Artículo de opinión publicado el 2 de julio

La liga española ingresó en su etapa de definición, cuando faltan sólo cinco fechas, y una ola de inestabilidad salpica a uno de sus principales protagonistas: Barcelona. El conjunto capitaneado por Lionel Messi -se detuvo en estas horas la renovación de su contrato- mostró en las últimas semanas, desde que se reanudó la competencia, escenas de desconcierto que levantaron los cuestionamientos hacia varios sectores. El que se encuentra más comprometido parece su conductor, Quique Setién, quien no ha podido plasmar su idea de juego con convicción, y el equipo no sólo dejó de ser el líder, sino que sus respuestas futbolísticas no se evidencian.

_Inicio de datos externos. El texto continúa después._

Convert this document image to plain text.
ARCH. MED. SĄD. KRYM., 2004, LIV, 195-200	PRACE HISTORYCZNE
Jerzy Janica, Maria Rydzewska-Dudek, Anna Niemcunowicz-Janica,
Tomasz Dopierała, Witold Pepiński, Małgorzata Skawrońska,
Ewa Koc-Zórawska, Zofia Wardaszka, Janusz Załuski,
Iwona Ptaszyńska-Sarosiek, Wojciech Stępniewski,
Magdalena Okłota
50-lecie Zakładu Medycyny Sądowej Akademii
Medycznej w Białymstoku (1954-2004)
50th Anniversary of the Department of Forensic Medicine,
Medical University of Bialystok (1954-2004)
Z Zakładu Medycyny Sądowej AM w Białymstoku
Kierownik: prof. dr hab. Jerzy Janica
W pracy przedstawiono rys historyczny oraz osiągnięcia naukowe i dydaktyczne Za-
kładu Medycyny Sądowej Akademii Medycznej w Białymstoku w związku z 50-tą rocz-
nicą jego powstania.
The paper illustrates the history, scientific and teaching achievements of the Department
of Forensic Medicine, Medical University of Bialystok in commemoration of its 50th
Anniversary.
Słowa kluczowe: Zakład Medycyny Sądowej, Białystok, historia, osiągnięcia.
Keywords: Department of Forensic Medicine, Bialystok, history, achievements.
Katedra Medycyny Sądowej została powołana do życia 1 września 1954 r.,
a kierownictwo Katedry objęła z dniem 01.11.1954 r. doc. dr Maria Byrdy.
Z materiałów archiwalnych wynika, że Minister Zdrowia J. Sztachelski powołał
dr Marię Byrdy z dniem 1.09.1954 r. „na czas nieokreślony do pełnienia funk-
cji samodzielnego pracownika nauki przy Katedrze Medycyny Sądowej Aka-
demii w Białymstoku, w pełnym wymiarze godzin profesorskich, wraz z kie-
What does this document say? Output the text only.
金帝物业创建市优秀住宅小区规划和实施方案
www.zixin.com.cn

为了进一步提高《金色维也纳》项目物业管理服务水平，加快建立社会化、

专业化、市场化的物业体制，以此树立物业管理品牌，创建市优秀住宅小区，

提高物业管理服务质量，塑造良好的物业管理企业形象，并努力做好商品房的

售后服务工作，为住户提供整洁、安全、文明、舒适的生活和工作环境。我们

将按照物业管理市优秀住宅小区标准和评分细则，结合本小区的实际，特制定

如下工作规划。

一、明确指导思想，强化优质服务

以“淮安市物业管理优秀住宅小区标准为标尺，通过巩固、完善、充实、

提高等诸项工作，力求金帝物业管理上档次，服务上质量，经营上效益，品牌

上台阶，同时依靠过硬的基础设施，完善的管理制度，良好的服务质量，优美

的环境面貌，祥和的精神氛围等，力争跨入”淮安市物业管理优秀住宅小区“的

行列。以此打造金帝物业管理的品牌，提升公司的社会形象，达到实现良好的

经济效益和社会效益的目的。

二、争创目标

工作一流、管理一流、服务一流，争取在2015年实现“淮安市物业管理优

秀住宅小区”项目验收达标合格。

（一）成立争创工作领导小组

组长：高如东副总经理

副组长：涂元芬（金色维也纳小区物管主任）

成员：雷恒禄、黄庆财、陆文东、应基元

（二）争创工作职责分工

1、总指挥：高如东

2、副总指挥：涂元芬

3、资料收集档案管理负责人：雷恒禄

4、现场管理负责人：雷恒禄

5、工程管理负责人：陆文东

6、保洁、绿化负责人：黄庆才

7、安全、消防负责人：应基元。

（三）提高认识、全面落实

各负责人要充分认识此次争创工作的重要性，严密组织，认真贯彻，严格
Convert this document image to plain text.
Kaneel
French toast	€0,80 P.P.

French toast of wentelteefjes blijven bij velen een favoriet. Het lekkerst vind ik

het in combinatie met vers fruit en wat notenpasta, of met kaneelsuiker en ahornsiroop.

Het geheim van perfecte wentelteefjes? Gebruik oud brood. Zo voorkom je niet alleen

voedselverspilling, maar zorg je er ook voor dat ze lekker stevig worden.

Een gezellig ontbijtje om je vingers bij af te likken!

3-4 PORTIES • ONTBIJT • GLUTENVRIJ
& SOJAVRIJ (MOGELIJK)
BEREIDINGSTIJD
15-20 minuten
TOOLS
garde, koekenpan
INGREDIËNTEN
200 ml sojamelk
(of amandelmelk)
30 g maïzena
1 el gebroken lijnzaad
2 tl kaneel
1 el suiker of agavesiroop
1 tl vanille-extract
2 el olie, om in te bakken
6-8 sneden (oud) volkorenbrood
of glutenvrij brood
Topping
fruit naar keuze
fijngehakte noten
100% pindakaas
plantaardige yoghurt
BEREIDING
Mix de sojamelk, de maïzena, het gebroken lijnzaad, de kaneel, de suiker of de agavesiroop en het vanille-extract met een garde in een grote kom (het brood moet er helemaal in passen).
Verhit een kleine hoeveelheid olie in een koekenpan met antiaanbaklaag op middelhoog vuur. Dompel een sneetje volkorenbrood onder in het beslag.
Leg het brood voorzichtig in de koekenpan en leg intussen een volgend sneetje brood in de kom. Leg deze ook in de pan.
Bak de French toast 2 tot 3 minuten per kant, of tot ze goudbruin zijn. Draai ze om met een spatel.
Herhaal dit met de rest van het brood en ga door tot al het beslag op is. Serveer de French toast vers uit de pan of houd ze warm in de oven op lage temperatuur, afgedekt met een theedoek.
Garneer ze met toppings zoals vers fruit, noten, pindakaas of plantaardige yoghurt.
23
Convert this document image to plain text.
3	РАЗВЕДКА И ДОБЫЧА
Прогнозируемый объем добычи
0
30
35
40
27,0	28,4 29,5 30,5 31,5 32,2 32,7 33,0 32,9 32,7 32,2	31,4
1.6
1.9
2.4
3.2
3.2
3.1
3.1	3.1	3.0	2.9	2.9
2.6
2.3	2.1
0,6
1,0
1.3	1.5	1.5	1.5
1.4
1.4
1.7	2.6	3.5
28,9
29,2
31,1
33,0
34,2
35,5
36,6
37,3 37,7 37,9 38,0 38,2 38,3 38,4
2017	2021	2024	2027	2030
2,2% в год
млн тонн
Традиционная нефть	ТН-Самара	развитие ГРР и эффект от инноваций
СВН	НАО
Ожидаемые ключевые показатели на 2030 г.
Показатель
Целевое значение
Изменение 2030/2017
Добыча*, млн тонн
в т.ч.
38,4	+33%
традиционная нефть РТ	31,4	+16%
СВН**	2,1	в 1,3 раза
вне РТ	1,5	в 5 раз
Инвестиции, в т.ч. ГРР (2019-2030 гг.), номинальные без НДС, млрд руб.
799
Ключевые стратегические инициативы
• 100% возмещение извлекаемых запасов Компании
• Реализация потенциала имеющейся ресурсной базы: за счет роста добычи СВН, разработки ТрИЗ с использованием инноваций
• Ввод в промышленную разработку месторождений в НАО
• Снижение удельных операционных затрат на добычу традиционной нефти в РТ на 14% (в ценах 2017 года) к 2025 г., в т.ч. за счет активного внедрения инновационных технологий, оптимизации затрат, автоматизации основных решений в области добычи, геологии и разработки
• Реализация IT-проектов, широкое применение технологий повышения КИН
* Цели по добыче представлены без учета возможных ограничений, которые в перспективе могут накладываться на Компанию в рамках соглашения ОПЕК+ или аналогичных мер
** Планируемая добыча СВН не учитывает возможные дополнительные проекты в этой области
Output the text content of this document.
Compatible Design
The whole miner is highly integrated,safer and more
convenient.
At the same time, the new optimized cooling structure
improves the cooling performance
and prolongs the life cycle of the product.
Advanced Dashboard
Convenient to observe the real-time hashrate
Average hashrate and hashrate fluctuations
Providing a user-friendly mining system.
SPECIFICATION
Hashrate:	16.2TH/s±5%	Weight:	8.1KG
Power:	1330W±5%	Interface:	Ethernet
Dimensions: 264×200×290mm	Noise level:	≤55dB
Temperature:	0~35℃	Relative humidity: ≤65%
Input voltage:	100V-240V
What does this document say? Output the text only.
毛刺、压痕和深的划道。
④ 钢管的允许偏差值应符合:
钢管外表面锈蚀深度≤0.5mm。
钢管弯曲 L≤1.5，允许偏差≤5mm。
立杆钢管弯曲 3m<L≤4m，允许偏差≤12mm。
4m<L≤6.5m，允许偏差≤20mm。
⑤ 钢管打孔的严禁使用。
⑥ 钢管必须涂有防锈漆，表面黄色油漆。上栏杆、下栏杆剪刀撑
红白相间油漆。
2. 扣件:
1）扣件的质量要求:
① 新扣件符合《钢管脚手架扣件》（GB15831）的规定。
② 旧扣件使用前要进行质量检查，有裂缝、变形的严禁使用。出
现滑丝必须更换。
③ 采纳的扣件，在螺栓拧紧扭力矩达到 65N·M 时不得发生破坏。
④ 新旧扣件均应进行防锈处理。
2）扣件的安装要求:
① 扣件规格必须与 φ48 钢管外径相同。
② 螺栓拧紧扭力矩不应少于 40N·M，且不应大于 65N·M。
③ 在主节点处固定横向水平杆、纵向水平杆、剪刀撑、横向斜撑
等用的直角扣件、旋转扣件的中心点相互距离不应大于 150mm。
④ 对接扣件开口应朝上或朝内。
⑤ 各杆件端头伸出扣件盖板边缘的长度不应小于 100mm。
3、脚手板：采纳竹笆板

El fastidio por los malos resultados provocó la reacción de sus figuras: Suárez protestó por la seguidilla de empates y la pérdida de varios puntos; Messi dejó en ridículo al ayudante del entrenador, Eder Sarabia, al ignorar sus indicaciones; y el francés Griezmann mostró su disconformidad en el último encuentro ante el Atlético Madrid por no haber sido titular. Para colmo, el padre del campeón del mundo se despachó también contra el técnico.

Esta situación ocurre mientras el equipo se encuentra segundo en la tabla de posiciones, a cuatro puntos de su rival eterno Real Madrid; y con grandes posibilidades de convertirse en cuartofinalista de la Champions League, si cuando se reinicie el certamen consigue cerrar la serie de manera positiva ante el Napoli de Italia, luego del empate en un gol en ese país.  

El presente no es para nada desalentador, y en cualquier otra institución el entrenador sería alabado por posicionar al plantel en esos sitios. Sin embargo, en estos lugares, y cuando se le empieza a perder el respeto a la autoridad, las situaciones no suelen finalizar de la mejor manera. Setién llegó en enero pasado en reemplazo de Ernesto Valverde, al que supuestamente los jugadores habían traicionado, según el director deportivo Eric Abidal. Y seis meses después sucede esto. Las coincidencias son demasiado rápidas.